3 years ago, the CCD reached a chip resolution of 100 megapixels. Although image quality does not only depend on the number of pixels, reaching this resolution has taken another step in the development of digital photography. There are those who predict that the future belongs to CMOS, rather than the CCD sensor. Others, however, think that these two technologies will continue to overtake each other for a long time.
Initially, no one predicted that the CCD would become the basic tool of modern astronomy. However, thanks to digital technology, the wide-angle camera of the Hubble Space Telescope is able to send beautiful photos of space to Earth. The sensor of this camera initially consisted of only 0.64 megapixels, but later, when 4 such sensors were interconnected, the camera gave photos with a resolution of 2.56 megapixels. This was a big deal in the 1980s when the telescope was designed. Today, the Kepler satellite is equipped with a 95-megapixel mosaic sensor, and scientists hope to discover Earth-like planets orbiting other stars.

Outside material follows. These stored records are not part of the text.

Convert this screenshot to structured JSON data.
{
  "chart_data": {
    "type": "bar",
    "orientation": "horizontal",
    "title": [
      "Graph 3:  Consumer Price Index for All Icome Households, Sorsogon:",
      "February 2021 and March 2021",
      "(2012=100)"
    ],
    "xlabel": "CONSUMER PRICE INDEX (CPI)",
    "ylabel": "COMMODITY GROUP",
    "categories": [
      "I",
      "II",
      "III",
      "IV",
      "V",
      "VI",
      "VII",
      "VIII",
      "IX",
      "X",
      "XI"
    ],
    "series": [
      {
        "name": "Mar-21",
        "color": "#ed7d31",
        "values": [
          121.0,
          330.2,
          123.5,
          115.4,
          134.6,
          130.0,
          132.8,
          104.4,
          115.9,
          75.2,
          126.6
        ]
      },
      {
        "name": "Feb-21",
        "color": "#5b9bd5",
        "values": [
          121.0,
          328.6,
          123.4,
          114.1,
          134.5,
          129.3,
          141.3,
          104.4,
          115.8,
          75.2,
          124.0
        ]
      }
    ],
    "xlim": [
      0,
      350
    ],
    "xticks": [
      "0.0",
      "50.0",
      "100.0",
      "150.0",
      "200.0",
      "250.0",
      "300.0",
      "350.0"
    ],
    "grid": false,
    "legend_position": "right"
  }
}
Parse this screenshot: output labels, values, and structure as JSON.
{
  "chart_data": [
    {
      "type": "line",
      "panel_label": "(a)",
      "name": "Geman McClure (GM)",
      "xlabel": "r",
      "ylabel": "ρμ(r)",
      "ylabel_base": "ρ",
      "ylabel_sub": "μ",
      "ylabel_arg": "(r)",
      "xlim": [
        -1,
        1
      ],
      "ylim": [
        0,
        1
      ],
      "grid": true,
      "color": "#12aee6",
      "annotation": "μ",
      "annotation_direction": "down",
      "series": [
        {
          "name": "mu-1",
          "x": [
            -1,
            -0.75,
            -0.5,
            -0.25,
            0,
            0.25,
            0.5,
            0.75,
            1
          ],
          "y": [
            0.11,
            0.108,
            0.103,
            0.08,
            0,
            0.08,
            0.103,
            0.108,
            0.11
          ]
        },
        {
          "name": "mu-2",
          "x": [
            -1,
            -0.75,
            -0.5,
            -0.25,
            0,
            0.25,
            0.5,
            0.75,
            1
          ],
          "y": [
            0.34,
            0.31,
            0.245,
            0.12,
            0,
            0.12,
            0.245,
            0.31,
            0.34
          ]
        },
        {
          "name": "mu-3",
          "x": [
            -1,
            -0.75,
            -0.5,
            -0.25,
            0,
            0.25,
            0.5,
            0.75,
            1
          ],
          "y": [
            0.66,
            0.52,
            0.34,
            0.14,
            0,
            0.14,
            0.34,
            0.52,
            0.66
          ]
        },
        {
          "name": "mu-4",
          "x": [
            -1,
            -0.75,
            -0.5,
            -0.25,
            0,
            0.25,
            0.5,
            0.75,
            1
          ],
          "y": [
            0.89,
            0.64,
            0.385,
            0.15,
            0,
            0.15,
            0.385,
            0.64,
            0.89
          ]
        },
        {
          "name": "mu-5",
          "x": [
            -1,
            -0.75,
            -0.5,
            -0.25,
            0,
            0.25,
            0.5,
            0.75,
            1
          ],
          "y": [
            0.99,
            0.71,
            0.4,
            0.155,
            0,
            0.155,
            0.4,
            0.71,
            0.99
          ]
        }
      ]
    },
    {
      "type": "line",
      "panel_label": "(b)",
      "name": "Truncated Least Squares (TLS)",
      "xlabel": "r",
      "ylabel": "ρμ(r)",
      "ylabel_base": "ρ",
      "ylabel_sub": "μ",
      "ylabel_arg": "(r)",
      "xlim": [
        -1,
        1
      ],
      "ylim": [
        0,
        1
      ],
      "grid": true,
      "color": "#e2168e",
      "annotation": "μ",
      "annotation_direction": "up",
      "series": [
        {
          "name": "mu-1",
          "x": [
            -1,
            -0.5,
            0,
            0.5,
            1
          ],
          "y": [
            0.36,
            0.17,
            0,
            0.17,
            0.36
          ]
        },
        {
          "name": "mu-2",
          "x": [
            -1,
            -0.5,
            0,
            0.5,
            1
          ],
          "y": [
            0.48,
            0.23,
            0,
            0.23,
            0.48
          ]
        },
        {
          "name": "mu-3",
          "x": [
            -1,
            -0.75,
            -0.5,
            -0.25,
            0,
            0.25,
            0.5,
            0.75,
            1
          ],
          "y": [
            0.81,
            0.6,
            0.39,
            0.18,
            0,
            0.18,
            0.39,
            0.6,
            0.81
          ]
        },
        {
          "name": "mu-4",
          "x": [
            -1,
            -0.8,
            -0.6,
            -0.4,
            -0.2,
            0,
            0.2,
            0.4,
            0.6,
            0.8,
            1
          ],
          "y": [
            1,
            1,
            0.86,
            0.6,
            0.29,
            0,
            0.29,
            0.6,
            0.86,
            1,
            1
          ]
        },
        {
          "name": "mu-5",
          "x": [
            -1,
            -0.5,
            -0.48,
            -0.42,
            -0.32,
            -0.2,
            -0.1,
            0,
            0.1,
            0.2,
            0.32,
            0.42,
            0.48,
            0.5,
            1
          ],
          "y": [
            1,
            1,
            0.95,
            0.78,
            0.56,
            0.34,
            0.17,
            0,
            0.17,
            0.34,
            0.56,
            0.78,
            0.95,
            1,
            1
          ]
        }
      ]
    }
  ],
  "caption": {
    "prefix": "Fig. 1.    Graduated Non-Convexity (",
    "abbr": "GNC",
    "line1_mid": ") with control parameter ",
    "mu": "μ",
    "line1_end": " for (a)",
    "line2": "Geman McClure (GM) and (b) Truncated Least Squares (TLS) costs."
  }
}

Earlier, astronomers realized the benefits of a digital optical sensor. It covers a huge part of the electromagnetic spectrum - from X-rays to infrared light and is thousands of times more sensitive than photographic film. Out of 100 photons, a CCD is capable of capturing up to 90, where a photographic emulsion or human eye would barely capture 1. In just a few seconds, the CCD collects light coming from distant celestial objects, which previously took several hours of photographic exposure.
In 1974, the digital photographic sensor was used for the first time to photograph the Moon, and after that, astronomers accepted this technology with lightning speed. A digital camera with a resolution of 320 x 512 pixels was mounted on one of the telescopes of the American National Observatory Kitt Peak in Arizona, as early as 1979.
Today, whenever photography, video, or television is used somewhere, digital optical sensors are certainly involved in the process. They are also used for surveillance purposes, both on Earth and in space. CCD is also used in medicine to record internal organs for the purpose of diagnosing the disease. The digital optical sensor has become a widely used technology, both in science and in everyday life, both on the ocean floor and in space. It helps us to discover the fine details of very distant and very small objects, as well as to permanently record the wonderful moments of our lives.